In the year ended March 31, net profits surged 48 percent to 25.3 million pounds, or $40.4 million, while revenues climbed 38.6 percent to 168.5 million pounds, or $268.9 million.
Asked about the softening in demand in Asia, Mather said it was happening across the region. “Our Korean franchisee runs 25 shops and will be opening more, but the like-for-like sales are a bit weaker, and Club 21 [which operates Mulberry stores in other Asian markets] has also seen a slight slowdown.”
Mather said Asian clients were making “conservative orders,” and were careful about building up excess stock. However, the slowdown in Asia hasn’t stopped Mulberry from forging ahead with store openings in the region. This week, the brand will open a 3,000-square-foot Singapore flagship, while next year two more stores will open Shanghai — taking the total to three — while one will open in Beijing. Overall, nearly 20 Mulberry stores will have opened worldwide in the full year to March 31, 2013.
The financial director added that Mulberry was “optimistic” going forward, and that in pruning its list of wholesale stockists and ceasing the production of merchandise made exclusively for outlet stores — another decision that has dented sales growth — the company was taking “a half-step backwards” in order to move forwards.
Mulberry is the latest luxury firm to fall victim to the slowdown story in luxury. Last month, Burberry issued a warning to the markets, saying that like-for-like retail sales had been flat, although the brand reported one percent growth in its most recent Q2 report. Earlier this month, during a conference call, Burberry principals said China and the U.K. had been big contributors to the slowdown in the period.
On Thursday, PPR is set to release its Q3 figures. In a note this week, Thomas Chauvet at Citi said the bank is expecting a slowdown in growth to 5 percent compared with the corresponding quarter last year, with the luxury division up 11 percent compared with last year’s 25 percent.

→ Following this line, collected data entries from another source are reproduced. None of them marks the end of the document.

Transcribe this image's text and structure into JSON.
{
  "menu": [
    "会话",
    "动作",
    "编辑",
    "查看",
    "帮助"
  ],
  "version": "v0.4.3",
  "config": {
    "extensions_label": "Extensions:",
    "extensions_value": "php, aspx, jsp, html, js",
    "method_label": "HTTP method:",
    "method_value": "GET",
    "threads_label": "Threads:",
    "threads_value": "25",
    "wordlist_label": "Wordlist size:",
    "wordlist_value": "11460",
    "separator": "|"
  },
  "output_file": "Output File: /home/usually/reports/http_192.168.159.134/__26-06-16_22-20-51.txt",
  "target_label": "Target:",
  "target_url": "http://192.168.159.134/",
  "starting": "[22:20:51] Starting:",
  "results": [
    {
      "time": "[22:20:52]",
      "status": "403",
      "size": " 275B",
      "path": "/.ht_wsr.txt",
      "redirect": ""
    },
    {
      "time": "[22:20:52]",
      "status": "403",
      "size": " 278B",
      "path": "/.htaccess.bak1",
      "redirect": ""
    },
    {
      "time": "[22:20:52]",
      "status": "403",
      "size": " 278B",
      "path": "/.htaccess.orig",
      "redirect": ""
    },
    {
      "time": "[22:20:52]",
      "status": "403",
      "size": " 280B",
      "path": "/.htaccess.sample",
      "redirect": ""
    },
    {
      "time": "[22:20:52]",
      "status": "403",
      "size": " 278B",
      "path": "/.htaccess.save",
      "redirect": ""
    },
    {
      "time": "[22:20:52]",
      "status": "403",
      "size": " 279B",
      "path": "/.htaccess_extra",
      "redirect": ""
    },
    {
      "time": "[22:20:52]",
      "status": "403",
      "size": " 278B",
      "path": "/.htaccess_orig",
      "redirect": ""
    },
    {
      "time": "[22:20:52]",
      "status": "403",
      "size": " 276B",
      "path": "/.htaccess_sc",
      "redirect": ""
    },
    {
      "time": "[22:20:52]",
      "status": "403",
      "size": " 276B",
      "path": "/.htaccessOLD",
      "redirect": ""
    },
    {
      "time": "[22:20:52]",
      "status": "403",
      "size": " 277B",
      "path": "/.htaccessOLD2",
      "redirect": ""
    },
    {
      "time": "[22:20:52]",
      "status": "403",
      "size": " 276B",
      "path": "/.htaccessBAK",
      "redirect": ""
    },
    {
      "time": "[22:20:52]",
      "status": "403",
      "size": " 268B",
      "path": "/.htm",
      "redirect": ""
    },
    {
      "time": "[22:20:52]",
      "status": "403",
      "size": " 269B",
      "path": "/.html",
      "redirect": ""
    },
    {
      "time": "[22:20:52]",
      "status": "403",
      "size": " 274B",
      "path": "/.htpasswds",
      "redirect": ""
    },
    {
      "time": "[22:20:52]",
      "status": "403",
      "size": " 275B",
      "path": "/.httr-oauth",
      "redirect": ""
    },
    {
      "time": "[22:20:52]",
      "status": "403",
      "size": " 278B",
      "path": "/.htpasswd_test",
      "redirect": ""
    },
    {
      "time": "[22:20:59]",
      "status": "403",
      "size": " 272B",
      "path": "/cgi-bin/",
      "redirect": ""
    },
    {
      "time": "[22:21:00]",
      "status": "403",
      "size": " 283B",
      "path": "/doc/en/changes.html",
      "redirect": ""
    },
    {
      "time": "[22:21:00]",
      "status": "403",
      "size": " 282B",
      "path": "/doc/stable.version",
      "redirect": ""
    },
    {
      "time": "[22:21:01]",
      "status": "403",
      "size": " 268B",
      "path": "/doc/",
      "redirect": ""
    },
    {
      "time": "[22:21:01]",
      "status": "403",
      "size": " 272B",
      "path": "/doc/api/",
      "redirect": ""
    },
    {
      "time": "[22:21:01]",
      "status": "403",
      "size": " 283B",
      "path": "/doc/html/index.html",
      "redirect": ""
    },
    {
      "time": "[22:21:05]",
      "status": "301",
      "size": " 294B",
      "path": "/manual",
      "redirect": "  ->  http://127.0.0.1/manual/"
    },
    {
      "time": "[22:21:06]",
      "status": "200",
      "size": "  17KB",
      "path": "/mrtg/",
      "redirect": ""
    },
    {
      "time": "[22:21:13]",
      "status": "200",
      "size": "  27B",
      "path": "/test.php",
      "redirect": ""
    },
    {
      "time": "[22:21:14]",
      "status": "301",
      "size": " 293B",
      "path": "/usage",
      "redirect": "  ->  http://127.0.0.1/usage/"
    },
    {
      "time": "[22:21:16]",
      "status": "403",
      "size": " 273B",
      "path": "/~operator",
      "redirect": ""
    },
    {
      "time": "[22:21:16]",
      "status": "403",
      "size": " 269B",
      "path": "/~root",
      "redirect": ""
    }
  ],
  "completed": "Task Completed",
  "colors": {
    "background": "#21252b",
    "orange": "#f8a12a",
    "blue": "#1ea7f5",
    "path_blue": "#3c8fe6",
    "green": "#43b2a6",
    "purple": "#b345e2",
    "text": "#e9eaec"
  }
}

“We expect PPR’s luxury division to continue to enjoy solid double-digit growth. This will be a respectable outcome given…tougher comparatives of percent, continued softness in China, early signs of normalization in the U.S. and weak demand from local European clientele (albeit offset by inbound tourist demand),” Chauvet wrote.
“If achieved, this performance would be a stand-out in a sector likely to deliver mid-single-digit growth in 3Q.” At recent investor meetings, PPR management highlighted that although the Gucci brand is entering a new phase of “normalized” growth, the other luxury brands are likely to continue to perform well, YSL and Bottega Veneta in particular.